7 Totally Organic Ways To Beat Fear + Anxiety

Fear and anxiety is a leading cause of discomfort and unhappy life. Robert Sapolsky, PhD, talks about stress as something that takes only three minutes of screaming for normal human beings. After that time, you are either over with it or it’s over.


For humans, stress doesn’t come from the fear of being eaten by another animal in the food chain but it comes from fellow humans eating your meals. Our brain is unlike any other in the animal kingdom. It’s a large brain – a brain that knows how to worry. There are tons of things that help this brain find reasons for getting worried. Some of them may include life-long mortgage and taking care of other people such as your kids and aging parents.

No wildebeest would understand these fears, but the perceived threats spark the same bodily survival responses that crocodile attacks do. And they last way longer than a croc’s lunchtime. But you can do something about stress. Search and destroy. Here’s where stress typically strikes and how to strike back.

the brain

The Brain
Chronic secretion of the stress hormone cortisol damages memory centers, including the hippocampus. When dendrites in the hippocampus shrivel excessively, we can be caught in perpetual stress, triggering anxiety disorders, depression, and margaritas at lunchtime.

The Neck, Head, and Back
Pituitary, hypothalamic, and adrenal hormones flood the body, focusing your attention and alertness, sharpening vision, and preparing muscles to take action against a threat.
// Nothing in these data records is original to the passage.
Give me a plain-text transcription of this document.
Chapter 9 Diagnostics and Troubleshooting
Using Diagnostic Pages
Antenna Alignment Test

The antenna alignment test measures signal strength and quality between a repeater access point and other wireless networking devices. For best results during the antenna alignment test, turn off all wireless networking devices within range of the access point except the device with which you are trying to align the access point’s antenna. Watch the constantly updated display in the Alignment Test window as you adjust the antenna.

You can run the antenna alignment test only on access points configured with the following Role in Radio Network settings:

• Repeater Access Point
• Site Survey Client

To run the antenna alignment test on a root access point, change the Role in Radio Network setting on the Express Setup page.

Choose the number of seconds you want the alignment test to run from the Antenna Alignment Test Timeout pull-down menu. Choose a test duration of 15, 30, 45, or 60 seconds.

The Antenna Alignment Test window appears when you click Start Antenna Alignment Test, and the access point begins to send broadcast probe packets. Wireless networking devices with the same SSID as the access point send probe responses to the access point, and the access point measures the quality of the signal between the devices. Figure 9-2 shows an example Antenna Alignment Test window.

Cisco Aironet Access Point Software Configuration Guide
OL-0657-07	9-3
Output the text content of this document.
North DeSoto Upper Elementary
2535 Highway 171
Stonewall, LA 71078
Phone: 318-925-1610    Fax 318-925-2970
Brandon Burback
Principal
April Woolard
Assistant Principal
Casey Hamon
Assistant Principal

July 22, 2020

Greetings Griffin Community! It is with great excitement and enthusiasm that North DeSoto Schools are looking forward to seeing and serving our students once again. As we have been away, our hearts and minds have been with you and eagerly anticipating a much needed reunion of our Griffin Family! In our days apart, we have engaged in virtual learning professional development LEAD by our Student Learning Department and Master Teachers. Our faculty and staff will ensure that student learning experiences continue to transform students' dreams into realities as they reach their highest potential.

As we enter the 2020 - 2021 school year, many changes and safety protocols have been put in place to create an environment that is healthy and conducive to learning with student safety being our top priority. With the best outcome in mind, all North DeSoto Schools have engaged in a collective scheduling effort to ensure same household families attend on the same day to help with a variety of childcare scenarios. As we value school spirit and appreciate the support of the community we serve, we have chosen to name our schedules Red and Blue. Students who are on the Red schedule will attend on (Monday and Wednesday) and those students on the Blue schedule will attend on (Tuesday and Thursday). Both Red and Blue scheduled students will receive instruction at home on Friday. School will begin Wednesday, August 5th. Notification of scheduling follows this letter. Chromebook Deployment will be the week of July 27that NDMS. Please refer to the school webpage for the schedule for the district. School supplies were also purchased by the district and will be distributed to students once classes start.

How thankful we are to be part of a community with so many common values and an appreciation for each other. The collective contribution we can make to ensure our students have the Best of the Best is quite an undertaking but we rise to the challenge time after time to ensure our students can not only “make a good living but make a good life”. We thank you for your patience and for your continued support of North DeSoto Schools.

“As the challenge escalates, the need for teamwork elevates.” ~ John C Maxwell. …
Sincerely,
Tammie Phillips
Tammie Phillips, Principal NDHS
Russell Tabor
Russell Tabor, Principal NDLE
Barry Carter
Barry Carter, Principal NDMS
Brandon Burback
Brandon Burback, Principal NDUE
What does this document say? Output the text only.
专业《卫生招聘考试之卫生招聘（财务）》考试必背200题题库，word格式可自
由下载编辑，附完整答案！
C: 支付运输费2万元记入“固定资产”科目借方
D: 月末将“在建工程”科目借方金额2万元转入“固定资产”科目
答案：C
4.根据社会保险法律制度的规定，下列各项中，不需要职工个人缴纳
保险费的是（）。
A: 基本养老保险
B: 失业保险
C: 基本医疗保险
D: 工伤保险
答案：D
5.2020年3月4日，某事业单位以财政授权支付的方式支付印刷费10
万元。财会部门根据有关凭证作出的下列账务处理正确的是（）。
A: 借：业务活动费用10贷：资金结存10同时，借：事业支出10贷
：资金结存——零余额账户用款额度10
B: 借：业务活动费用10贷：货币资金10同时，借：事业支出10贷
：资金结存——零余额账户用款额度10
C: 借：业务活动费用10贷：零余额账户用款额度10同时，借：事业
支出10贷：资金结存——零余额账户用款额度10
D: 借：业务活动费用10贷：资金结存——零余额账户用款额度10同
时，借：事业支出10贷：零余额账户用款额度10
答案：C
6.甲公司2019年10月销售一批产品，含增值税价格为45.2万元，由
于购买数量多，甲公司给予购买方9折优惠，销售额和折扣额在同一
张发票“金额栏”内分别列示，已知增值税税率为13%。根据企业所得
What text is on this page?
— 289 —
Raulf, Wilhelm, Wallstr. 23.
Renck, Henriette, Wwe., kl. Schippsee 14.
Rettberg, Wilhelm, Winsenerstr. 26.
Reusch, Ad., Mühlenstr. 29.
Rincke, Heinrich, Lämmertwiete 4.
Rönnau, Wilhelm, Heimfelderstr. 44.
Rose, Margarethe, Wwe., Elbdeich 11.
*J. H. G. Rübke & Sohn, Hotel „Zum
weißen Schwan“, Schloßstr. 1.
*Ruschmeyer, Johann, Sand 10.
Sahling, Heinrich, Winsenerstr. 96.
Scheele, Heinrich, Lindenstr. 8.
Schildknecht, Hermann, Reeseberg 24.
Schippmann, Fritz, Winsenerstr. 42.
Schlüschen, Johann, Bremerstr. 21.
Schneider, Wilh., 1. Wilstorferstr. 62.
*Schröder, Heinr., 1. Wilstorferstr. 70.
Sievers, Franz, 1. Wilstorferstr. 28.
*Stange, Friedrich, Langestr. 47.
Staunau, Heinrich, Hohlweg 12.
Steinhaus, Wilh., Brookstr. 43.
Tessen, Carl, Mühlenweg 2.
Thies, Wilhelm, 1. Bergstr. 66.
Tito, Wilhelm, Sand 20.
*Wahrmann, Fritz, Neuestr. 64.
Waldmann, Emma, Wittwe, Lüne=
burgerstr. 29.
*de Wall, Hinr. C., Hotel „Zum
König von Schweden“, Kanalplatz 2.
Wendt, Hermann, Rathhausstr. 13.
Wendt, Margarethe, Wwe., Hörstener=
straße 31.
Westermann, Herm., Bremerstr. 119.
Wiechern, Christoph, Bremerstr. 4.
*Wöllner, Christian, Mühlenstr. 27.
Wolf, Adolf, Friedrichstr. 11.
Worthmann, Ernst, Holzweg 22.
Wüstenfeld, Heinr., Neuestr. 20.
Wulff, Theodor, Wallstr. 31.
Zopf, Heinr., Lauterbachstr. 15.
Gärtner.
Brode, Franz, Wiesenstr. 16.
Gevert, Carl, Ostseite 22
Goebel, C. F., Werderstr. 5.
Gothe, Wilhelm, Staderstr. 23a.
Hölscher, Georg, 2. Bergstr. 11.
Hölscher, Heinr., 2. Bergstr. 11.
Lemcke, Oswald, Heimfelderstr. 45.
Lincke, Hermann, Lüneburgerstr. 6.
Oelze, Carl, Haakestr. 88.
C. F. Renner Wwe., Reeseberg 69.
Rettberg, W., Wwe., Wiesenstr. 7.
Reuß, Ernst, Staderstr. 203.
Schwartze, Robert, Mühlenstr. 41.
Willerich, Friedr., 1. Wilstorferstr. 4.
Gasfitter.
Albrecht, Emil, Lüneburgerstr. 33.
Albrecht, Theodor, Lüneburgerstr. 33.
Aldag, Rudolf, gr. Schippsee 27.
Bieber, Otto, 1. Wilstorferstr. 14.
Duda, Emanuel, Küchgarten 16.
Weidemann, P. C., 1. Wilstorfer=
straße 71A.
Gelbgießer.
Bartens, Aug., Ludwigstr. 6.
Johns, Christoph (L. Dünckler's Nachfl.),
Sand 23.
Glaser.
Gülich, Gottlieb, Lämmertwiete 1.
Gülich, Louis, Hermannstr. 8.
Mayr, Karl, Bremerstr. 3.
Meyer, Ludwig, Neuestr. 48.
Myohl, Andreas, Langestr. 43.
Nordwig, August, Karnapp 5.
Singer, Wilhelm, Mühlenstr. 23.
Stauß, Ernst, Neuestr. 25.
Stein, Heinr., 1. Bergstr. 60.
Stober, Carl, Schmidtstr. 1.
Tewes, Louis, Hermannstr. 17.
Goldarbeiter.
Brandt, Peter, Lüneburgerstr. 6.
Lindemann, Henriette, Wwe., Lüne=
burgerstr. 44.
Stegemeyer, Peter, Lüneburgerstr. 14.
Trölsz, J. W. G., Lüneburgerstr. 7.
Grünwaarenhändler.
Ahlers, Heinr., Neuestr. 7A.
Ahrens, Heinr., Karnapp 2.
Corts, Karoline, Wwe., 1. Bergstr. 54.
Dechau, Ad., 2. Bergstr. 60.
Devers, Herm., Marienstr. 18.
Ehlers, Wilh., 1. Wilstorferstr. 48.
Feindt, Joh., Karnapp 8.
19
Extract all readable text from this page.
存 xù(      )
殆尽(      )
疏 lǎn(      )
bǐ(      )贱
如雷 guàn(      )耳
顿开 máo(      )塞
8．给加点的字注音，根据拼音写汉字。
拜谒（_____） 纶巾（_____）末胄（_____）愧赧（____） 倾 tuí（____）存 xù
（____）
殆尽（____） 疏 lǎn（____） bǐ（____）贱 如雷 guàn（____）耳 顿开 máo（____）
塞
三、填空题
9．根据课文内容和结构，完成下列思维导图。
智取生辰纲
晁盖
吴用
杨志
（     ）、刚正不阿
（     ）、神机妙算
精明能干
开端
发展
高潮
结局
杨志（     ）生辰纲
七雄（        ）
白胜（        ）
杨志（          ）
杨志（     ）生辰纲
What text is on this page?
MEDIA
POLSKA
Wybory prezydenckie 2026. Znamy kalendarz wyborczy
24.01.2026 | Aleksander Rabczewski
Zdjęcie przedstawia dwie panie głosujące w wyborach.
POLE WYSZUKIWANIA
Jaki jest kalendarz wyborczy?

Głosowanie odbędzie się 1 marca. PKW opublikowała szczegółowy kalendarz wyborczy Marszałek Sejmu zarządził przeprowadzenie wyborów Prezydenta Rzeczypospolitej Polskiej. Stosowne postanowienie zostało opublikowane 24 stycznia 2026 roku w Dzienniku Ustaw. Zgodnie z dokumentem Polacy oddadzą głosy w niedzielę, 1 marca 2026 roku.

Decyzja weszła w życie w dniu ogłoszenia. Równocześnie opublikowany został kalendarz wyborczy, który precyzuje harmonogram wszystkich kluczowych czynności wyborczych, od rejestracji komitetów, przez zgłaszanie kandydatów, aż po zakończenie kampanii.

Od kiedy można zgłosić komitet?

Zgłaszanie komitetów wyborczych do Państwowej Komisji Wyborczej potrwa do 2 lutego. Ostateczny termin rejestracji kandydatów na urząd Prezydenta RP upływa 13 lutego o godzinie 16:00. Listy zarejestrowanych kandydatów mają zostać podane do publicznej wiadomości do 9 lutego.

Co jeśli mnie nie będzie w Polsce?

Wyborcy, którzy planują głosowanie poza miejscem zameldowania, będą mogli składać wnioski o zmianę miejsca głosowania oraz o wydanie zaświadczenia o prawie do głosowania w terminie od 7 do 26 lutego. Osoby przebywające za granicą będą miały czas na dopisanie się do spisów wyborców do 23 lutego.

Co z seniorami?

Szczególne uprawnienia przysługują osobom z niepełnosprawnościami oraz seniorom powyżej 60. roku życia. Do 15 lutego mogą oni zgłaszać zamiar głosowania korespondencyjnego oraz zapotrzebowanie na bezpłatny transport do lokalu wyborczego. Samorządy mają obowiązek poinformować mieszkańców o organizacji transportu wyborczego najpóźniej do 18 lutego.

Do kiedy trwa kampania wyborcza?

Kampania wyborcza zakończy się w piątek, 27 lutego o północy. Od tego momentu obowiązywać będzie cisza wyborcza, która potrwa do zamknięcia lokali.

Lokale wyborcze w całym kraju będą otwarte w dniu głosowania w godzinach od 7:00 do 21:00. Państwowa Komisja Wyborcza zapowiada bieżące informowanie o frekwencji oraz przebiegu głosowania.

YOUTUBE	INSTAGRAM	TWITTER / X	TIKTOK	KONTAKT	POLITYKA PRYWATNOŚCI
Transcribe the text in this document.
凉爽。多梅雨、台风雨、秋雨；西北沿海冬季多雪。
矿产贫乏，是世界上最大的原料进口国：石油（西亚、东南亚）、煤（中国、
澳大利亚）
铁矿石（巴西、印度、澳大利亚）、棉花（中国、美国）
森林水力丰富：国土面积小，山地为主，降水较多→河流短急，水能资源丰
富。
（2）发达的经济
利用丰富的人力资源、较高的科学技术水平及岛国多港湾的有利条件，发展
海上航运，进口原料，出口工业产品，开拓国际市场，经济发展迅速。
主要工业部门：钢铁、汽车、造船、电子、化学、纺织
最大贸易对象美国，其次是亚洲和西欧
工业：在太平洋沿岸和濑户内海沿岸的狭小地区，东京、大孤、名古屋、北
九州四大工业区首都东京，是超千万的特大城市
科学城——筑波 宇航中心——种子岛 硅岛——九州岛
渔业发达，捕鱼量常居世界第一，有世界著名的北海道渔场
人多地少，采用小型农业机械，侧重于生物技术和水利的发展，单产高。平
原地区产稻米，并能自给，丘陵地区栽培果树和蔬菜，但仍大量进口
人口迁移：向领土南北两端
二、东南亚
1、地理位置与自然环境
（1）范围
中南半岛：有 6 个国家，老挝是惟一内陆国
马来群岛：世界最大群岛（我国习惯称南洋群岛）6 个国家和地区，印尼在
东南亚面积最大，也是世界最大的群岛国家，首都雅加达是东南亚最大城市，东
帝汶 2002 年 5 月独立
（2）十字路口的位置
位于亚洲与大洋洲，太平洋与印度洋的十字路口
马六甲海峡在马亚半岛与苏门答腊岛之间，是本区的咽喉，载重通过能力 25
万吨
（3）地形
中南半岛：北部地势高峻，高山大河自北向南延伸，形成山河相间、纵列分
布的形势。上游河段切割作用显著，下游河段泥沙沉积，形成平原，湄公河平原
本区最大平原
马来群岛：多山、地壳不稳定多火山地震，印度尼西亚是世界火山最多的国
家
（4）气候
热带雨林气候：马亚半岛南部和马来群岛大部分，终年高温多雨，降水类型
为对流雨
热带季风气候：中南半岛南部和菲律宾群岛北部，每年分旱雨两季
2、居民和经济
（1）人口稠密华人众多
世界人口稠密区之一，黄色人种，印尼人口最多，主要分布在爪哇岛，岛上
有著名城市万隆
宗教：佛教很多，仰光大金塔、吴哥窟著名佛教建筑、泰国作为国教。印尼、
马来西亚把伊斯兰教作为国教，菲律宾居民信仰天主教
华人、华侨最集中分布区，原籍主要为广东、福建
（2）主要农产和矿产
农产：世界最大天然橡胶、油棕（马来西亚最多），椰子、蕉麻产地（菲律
When the perceived danger does not go away, you lose the ability to return to equilibrium.

the neck message

The Hair
Researchers from the University of Western Ontario may have found a biomarker to measure chronic stress. It’s hair. They took follicle samples from about 100 men, half of whom where hospitalized for heart attacks, and found that hair cortisol was highest in the heart patients. Since hair grows about 1 centimeter a month, researchers used 3-centimeter samples to provide a record of stress levels over the previous three months. Scientists believe the findings bolster the theory that chronic stress may contribute to heart attack just as acute stress does.